Going RAW
News
2012.09.14
While the JPEG versus RAW war rages on and there may never be a winner, photographers have to pick a side. The first thing to acknowledge is that there are reasons to shoot RAW, just like there are reasons to not shoot RAW.
It comes down to personal preference. JPEG are images which have been produced in the camera. Development, to use a term from the film days, has already happened. A RAW file needs to be developed by computer or using in-camera conversion which is possible on select models.

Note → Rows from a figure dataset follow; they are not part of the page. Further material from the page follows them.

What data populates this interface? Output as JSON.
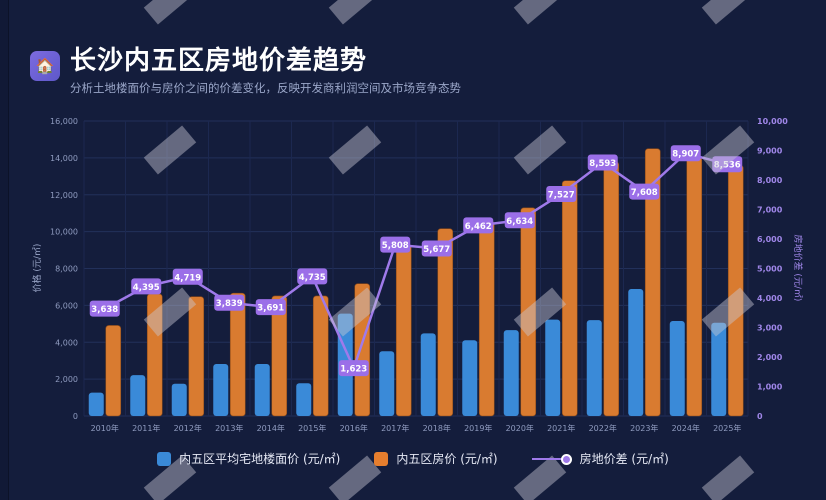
{
  "header": {
    "icon": "house-icon",
    "title": "长沙内五区房地价差趋势",
    "subtitle": "分析土地楼面价与房价之间的价差变化，反映开发商利润空间及市场竞争态势"
  },
  "chart_data": {
    "type": "bar+line",
    "categories": [
      "2010年",
      "2011年",
      "2012年",
      "2013年",
      "2014年",
      "2015年",
      "2016年",
      "2017年",
      "2018年",
      "2019年",
      "2020年",
      "2021年",
      "2022年",
      "2023年",
      "2024年",
      "2025年"
    ],
    "series": [
      {
        "name": "内五区平均宅地楼面价 (元/㎡)",
        "type": "bar",
        "axis": "left",
        "color": "#3a8ad8",
        "values": [
          1270,
          2220,
          1750,
          2820,
          2820,
          1775,
          5550,
          3510,
          4480,
          4110,
          4660,
          5230,
          5200,
          6890,
          5150,
          5060
        ]
      },
      {
        "name": "内五区房价 (元/㎡)",
        "type": "bar",
        "axis": "left",
        "color": "#d97b30",
        "values": [
          4910,
          6620,
          6470,
          6660,
          6510,
          6510,
          7175,
          9320,
          10160,
          10570,
          11290,
          12760,
          13790,
          14500,
          14060,
          13600
        ]
      },
      {
        "name": "房地价差 (元/㎡)",
        "type": "line",
        "axis": "right",
        "color": "#9f7aea",
        "values": [
          3638,
          4395,
          4719,
          3839,
          3691,
          4735,
          1623,
          5808,
          5677,
          6462,
          6634,
          7527,
          8593,
          7608,
          8907,
          8536
        ],
        "labels": [
          "3,638",
          "4,395",
          "4,719",
          "3,839",
          "3,691",
          "4,735",
          "1,623",
          "5,808",
          "5,677",
          "6,462",
          "6,634",
          "7,527",
          "8,593",
          "7,608",
          "8,907",
          "8,536"
        ]
      }
    ],
    "y_left": {
      "label": "价格 (元/㎡)",
      "range": [
        0,
        16000
      ],
      "ticks": [
        "0",
        "2,000",
        "4,000",
        "6,000",
        "8,000",
        "10,000",
        "12,000",
        "14,000",
        "16,000"
      ]
    },
    "y_right": {
      "label": "房地价差 (元/㎡)",
      "range": [
        0,
        10000
      ],
      "ticks": [
        "0",
        "1,000",
        "2,000",
        "3,000",
        "4,000",
        "5,000",
        "6,000",
        "7,000",
        "8,000",
        "9,000",
        "10,000"
      ]
    },
    "grid": true,
    "legend": "bottom"
  }
}
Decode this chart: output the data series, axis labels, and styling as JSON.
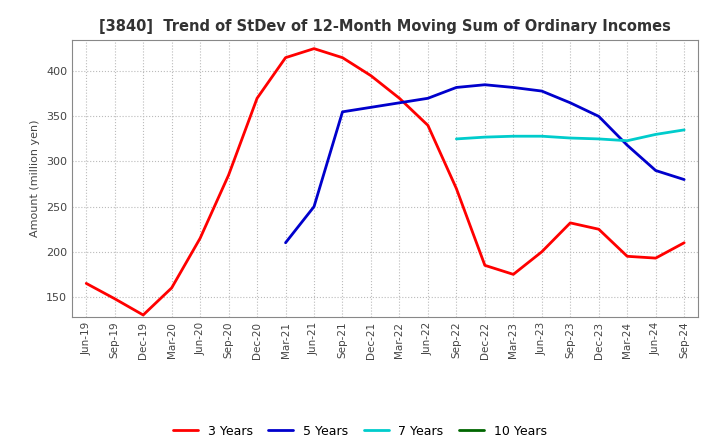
{
  "title": "[3840]  Trend of StDev of 12-Month Moving Sum of Ordinary Incomes",
  "ylabel": "Amount (million yen)",
  "ylim": [
    128,
    435
  ],
  "yticks": [
    150,
    200,
    250,
    300,
    350,
    400
  ],
  "background_color": "#ffffff",
  "grid_color": "#bbbbbb",
  "series": {
    "3 Years": {
      "color": "#ff0000",
      "data": [
        165,
        148,
        130,
        160,
        215,
        285,
        370,
        415,
        425,
        415,
        395,
        370,
        340,
        270,
        185,
        175,
        200,
        232,
        225,
        195,
        193,
        210
      ]
    },
    "5 Years": {
      "color": "#0000cc",
      "data": [
        null,
        null,
        null,
        null,
        null,
        null,
        null,
        210,
        250,
        355,
        360,
        365,
        370,
        382,
        385,
        382,
        378,
        365,
        350,
        318,
        290,
        280
      ]
    },
    "7 Years": {
      "color": "#00cccc",
      "data": [
        null,
        null,
        null,
        null,
        null,
        null,
        null,
        null,
        null,
        null,
        null,
        null,
        null,
        325,
        327,
        328,
        328,
        326,
        325,
        323,
        330,
        335
      ]
    },
    "10 Years": {
      "color": "#006600",
      "data": [
        null,
        null,
        null,
        null,
        null,
        null,
        null,
        null,
        null,
        null,
        null,
        null,
        null,
        null,
        null,
        null,
        null,
        null,
        null,
        null,
        null,
        null
      ]
    }
  },
  "xtick_labels": [
    "Jun-19",
    "Sep-19",
    "Dec-19",
    "Mar-20",
    "Jun-20",
    "Sep-20",
    "Dec-20",
    "Mar-21",
    "Jun-21",
    "Sep-21",
    "Dec-21",
    "Mar-22",
    "Jun-22",
    "Sep-22",
    "Dec-22",
    "Mar-23",
    "Jun-23",
    "Sep-23",
    "Dec-23",
    "Mar-24",
    "Jun-24",
    "Sep-24"
  ]
}
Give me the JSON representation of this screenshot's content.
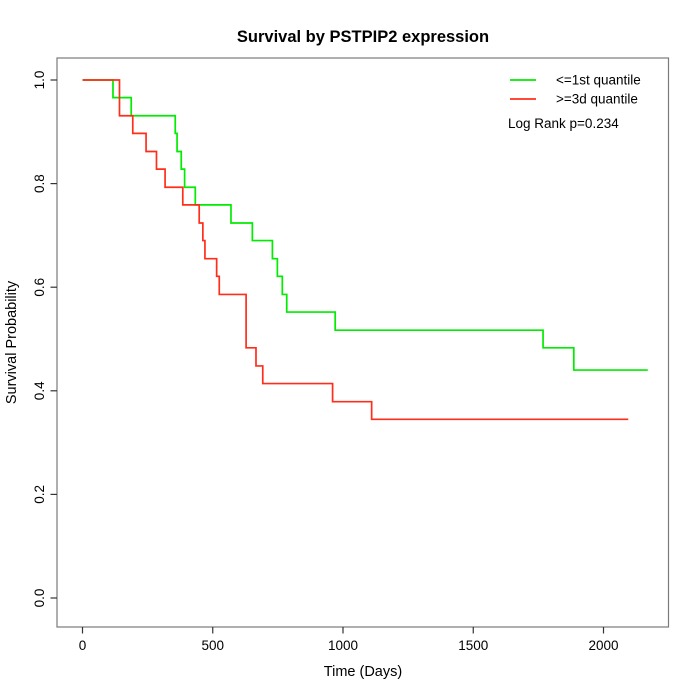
{
  "title": "Survival by PSTPIP2 expression",
  "chart_data": {
    "type": "line",
    "subtype": "kaplan_meier_step",
    "title": "Survival by PSTPIP2 expression",
    "xlabel": "Time (Days)",
    "ylabel": "Survival Probability",
    "xlim": [
      0,
      2260
    ],
    "ylim": [
      0,
      1.0
    ],
    "grid": false,
    "legend_position": "top-right",
    "annotation": "Log Rank p=0.234",
    "x_tick_values": [
      0,
      500,
      1000,
      1500,
      2000
    ],
    "x_tick_labels": [
      "0",
      "500",
      "1000",
      "1500",
      "2000"
    ],
    "y_tick_values": [
      0.0,
      0.2,
      0.4,
      0.6,
      0.8,
      1.0
    ],
    "y_tick_labels": [
      "0.0",
      "0.2",
      "0.4",
      "0.6",
      "0.8",
      "1.0"
    ],
    "series": [
      {
        "name": "<=1st quantile",
        "color": "#00ec00",
        "start_time": 0,
        "start_prob": 1.0,
        "step_times": [
          117,
          187,
          356,
          363,
          379,
          392,
          433,
          570,
          652,
          729,
          748,
          767,
          784,
          970,
          1768,
          1886
        ],
        "step_probs": [
          0.966,
          0.931,
          0.897,
          0.862,
          0.828,
          0.793,
          0.759,
          0.724,
          0.69,
          0.655,
          0.621,
          0.586,
          0.552,
          0.517,
          0.483,
          0.44
        ],
        "end_time": 2170
      },
      {
        "name": ">=3d quantile",
        "color": "#ff2e1a",
        "start_time": 0,
        "start_prob": 1.0,
        "step_times": [
          142,
          193,
          244,
          284,
          317,
          385,
          448,
          462,
          470,
          515,
          525,
          628,
          666,
          692,
          960,
          1110
        ],
        "step_probs": [
          0.931,
          0.897,
          0.862,
          0.828,
          0.793,
          0.759,
          0.724,
          0.69,
          0.655,
          0.621,
          0.586,
          0.483,
          0.448,
          0.414,
          0.379,
          0.345
        ],
        "end_time": 2095
      }
    ]
  }
}
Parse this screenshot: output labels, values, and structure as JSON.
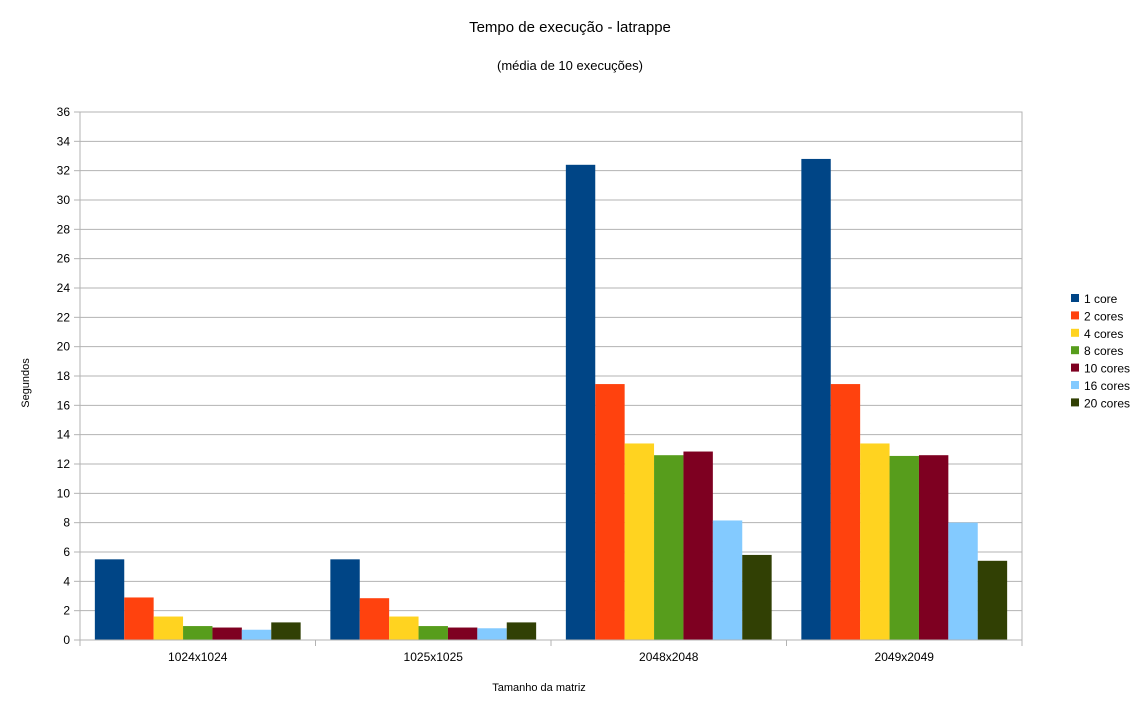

The first point of decision is whether you are willing to do the development yourself. JPEG images produced in-camera are really good if you select parameters to your liking. Most novices complain their RAW files look awful. For the most part, they are right because you have to work at making a better image out of a RAW file. An easy way to void the advantage of RAW is to shoot thousands of images and then batch-convert them using the defaults of your camera's RAW-Converter. You will waste space, time and get pretty much the same JPEG images as the camera would.
The second point of decision is the type of manipulation you expect to do. RAW files have more bit-depth and dynamic-range than JPEG images, this makes them more resilient to heavy manipulation such as large changes in exposure and color-balance. JPEG images will handle changes too but not with so much latitude. If you shoot without much thought on what makes a photo great (composition, exposure, point-of-interest, leading lines, etc) then your images have bigger problems than the kinds which can be corrected by manipulation.
If you shoot and forget then RAW is mostly a waste of your time and resources. If you work really hard at getting superb images in-camera, you won't see much benefit either. However, if you think about processing images and making them look dramatically different than what your camera produces, consider RAW as a tool.
The final option which some people take is to shoot RAW+JPEG. This is best approached by trying to produce well-taken JPEG images and then use the accompanying RAW file as the safety net. If a JPEG didn't turn out has well because of exposure (within RAW limits) or completely wrong WB, then you have something better to work from.
Eventually JPEG will be superseded by another image format, possibly a newer version of itself, when relatively common display and print technology start to significantly exceed its limits.